How to NOT Marry the Wrong Person
Women everywhere are blogging and talking about Alain de Botton’s article in the New York Times, “Why You Will Marry the Wrong Person.” After reading and re-reading his piece I feel that it is yet another doom and gloom commentary on marriage. His belief the “choosing whom to commit ourselves to is merely a case of identifying which particular variety of suffering we would most like to sacrifice ourselves for” probably speaks to his own disappointments in love and marriage.
In the past 35 years of working with individuals and couples, I have identified three reasons why people marry the wrong person. The good news is that if we are willing to educate ourselves about relationships, we can look forward to marrying the right person and finding lasting love.
1. If each of us is not in a good place emotionally and psychologically, it is not possible to choose the ‘right’ partner. It is also very difficult, if not impossible, to have a healthy, long-lasting relationship with anyone, if our own ‘unfinished business’ from the past as well as current unresolved issues have not been acknowledged, addressed and resolved.

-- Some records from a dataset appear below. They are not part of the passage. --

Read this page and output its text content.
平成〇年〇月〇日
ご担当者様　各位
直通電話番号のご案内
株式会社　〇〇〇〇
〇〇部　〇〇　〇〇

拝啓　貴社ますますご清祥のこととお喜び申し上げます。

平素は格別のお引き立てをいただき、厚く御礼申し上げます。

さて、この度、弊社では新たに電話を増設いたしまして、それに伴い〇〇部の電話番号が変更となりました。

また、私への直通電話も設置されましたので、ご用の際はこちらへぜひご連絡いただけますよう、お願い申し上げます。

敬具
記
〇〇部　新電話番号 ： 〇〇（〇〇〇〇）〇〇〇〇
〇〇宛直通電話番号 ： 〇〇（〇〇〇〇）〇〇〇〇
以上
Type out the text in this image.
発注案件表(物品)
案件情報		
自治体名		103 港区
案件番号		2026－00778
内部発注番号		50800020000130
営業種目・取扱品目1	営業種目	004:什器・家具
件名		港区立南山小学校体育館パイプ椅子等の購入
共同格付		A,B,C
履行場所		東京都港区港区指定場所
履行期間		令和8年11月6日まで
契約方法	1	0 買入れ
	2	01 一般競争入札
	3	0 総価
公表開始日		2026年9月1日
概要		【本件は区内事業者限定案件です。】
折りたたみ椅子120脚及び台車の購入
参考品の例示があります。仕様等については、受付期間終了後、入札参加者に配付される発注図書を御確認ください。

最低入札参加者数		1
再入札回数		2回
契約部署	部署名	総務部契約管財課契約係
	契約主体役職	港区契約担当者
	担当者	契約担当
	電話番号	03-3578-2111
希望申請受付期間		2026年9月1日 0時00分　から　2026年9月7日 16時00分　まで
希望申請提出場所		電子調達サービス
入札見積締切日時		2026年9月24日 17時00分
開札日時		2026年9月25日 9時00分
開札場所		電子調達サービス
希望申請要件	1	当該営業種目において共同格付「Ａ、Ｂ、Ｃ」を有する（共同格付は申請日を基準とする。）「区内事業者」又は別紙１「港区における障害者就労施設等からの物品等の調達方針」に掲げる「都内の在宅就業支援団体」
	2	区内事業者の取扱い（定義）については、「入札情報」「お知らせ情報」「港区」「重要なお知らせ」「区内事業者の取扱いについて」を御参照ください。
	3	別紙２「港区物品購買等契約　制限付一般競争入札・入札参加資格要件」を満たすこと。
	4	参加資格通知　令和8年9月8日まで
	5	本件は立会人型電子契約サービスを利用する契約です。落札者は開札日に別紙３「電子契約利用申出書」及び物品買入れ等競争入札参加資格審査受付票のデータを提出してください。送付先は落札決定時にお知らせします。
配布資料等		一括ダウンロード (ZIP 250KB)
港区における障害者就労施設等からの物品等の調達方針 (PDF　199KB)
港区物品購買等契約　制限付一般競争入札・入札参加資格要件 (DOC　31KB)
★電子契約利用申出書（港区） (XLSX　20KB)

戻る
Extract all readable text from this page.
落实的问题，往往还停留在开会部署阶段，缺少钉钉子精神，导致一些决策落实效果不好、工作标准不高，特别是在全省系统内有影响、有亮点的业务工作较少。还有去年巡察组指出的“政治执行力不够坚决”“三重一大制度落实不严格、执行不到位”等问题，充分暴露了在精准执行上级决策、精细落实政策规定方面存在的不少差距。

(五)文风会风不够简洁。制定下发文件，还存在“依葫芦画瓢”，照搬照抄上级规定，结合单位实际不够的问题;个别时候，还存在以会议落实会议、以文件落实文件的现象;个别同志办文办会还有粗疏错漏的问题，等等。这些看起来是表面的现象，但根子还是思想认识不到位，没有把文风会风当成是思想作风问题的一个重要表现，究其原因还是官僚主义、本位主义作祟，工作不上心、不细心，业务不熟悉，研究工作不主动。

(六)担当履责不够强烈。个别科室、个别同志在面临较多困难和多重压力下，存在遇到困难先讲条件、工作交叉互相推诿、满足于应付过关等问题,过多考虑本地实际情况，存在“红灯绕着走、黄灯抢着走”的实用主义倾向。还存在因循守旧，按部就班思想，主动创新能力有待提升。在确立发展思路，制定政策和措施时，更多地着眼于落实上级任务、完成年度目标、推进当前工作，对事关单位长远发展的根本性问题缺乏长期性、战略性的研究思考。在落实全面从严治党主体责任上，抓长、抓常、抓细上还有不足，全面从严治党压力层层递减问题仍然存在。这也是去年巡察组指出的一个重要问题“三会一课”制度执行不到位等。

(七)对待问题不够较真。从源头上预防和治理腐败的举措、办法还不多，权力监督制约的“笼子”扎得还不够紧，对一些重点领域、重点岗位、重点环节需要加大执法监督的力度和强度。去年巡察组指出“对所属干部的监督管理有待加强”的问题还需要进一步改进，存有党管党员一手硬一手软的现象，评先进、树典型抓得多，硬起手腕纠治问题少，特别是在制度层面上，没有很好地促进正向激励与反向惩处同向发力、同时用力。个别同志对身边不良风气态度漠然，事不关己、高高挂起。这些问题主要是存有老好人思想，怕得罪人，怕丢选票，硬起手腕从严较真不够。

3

2. The majority of people have unfortunately not learned the ingredients that actually go into a long-lasting healthy relationship like a marriage.
3. If we don’t know what ingredients go into a healthy relationship, we are in no position to be able to assess who’s right or wrong for us BEFORE committing to any serious relationship.
However, if we are willing to do some relationship education homework, we will be in a position to choose Mr./Ms. Right and find lasting love.